Up until now, it seems as though Fannie Mae and Freddie Mac are just the same organization with different names. Although there are many similarities, the two organizations are actually competition for each other. The reason for the two separate organizations is to prevent a monopoly where one organization could control the market, which tends to lead to unfairness when it comes to consumers. As far as similarities, both are publicly traded, both adhere to the same set of guidelines and regulations, and both were chartered by and fall under the mandate of Congress.
As mentioned above, both of these government-sponsored enterprises are in competition with one another but they don’t face any other reason competition with regard to conforming loans. Their connection with the government allows them to sell securities and notes at a lower yield than private firms. When it comes to non-conforming loans, however, there are competitors for both Fannie Mae and Freddie Mac. Both organizations make it possible for interest rates to be lower for borrowers and provide more options to the market.
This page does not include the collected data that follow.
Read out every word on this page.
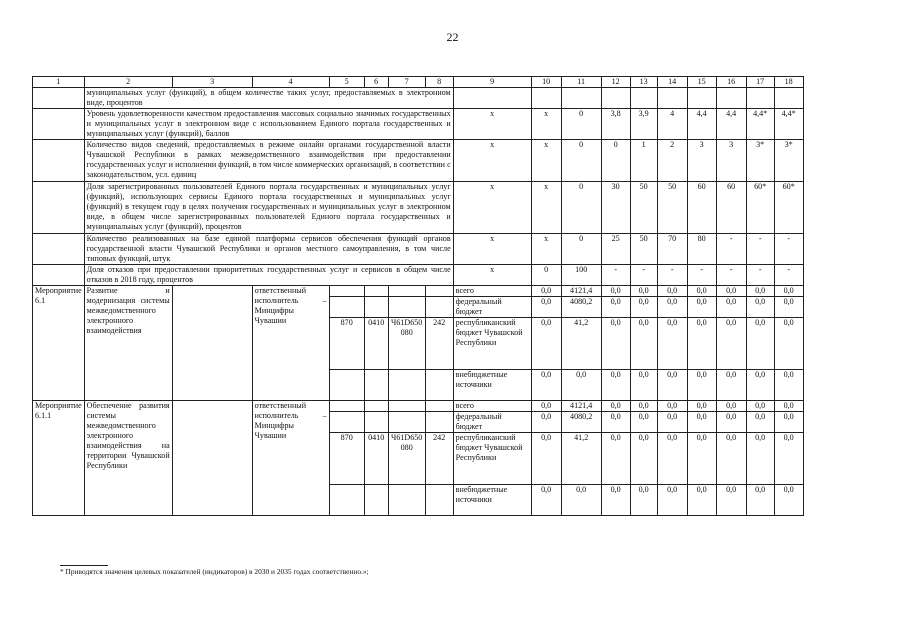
22
1	2	3	4	5	6	7	8	9	10	11	12	13	14	15	16	17	18
	муниципальных услуг (функций), в общем количестве таких услуг, предоставляемых в электронном виде, процентов																
	Уровень удовлетворенности качеством предоставления массовых социально значимых государственных и муниципальных услуг в электронном виде с использованием Единого портала государственных и муниципальных услуг (функций), баллов							x	x	0	3,8	3,9	4	4,4	4,4	4,4*	4,4*
	Количество видов сведений, предоставляемых в режиме онлайн органами государственной власти Чувашской Республики в рамках межведомственного взаимодействия при предоставлении государственных услуг и исполнении функций, в том числе коммерческих организаций, в соответствии с законодательством, усл. единиц							x	x	0	0	1	2	3	3	3*	3*
	Доля зарегистрированных пользователей Единого портала государственных и муниципальных услуг (функций), использующих сервисы Единого портала государственных и муниципальных услуг (функций) в текущем году в целях получения государственных и муниципальных услуг в электронном виде, в общем числе зарегистрированных пользователей Единого портала государственных и муниципальных услуг (функций), процентов							x	x	0	30	50	50	60	60	60*	60*
	Количество реализованных на базе единой платформы сервисов обеспечения функций органов государственной власти Чувашской Республики и органов местного самоуправления, в том числе типовых функций, штук							x	x	0	25	50	70	80	-	-	-
	Доля отказов при предоставлении приоритетных государственных услуг и сервисов в общем числе отказов в 2018 году, процентов							x	0	100	-	-	-	-	-	-	-
Мероприятие 6.1	Развитие и модернизация системы межведомственного электронного взаимодействия		ответственный исполнитель – Минцифры Чувашии					всего	0,0	4121,4	0,0	0,0	0,0	0,0	0,0	0,0	0,0
								федеральный бюджет	0,0	4080,2	0,0	0,0	0,0	0,0	0,0	0,0	0,0
				870	0410	Ч61D650080	242	республиканский бюджет Чувашской Республики	0,0	41,2	0,0	0,0	0,0	0,0	0,0	0,0	0,0
								внебюджетные источники	0,0	0,0	0,0	0,0	0,0	0,0	0,0	0,0	0,0
Мероприятие 6.1.1	Обеспечение развития системы межведомственного электронного взаимодействия на территории Чувашской Республики		ответственный исполнитель – Минцифры Чувашии					всего	0,0	4121,4	0,0	0,0	0,0	0,0	0,0	0,0	0,0
								федеральный бюджет	0,0	4080,2	0,0	0,0	0,0	0,0	0,0	0,0	0,0
				870	0410	Ч61D650080	242	республиканский бюджет Чувашской Республики	0,0	41,2	0,0	0,0	0,0	0,0	0,0	0,0	0,0
								внебюджетные источники	0,0	0,0	0,0	0,0	0,0	0,0	0,0	0,0	0,0
* Приводятся значения целевых показателей (индикаторов) в 2030 и 2035 годах соответственно.»;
For many years, both Fannie Mae and Freddie Mac have made it possible for numerous families in to achieve the affordable mortgage for the home of their dreams. Not only do both organizations provide an important service by purchasing bundled mortgages, but their requirements have encouraged the rest of the industry to adopt and implement similar standards, making mortgage applications more standardized and safer for all.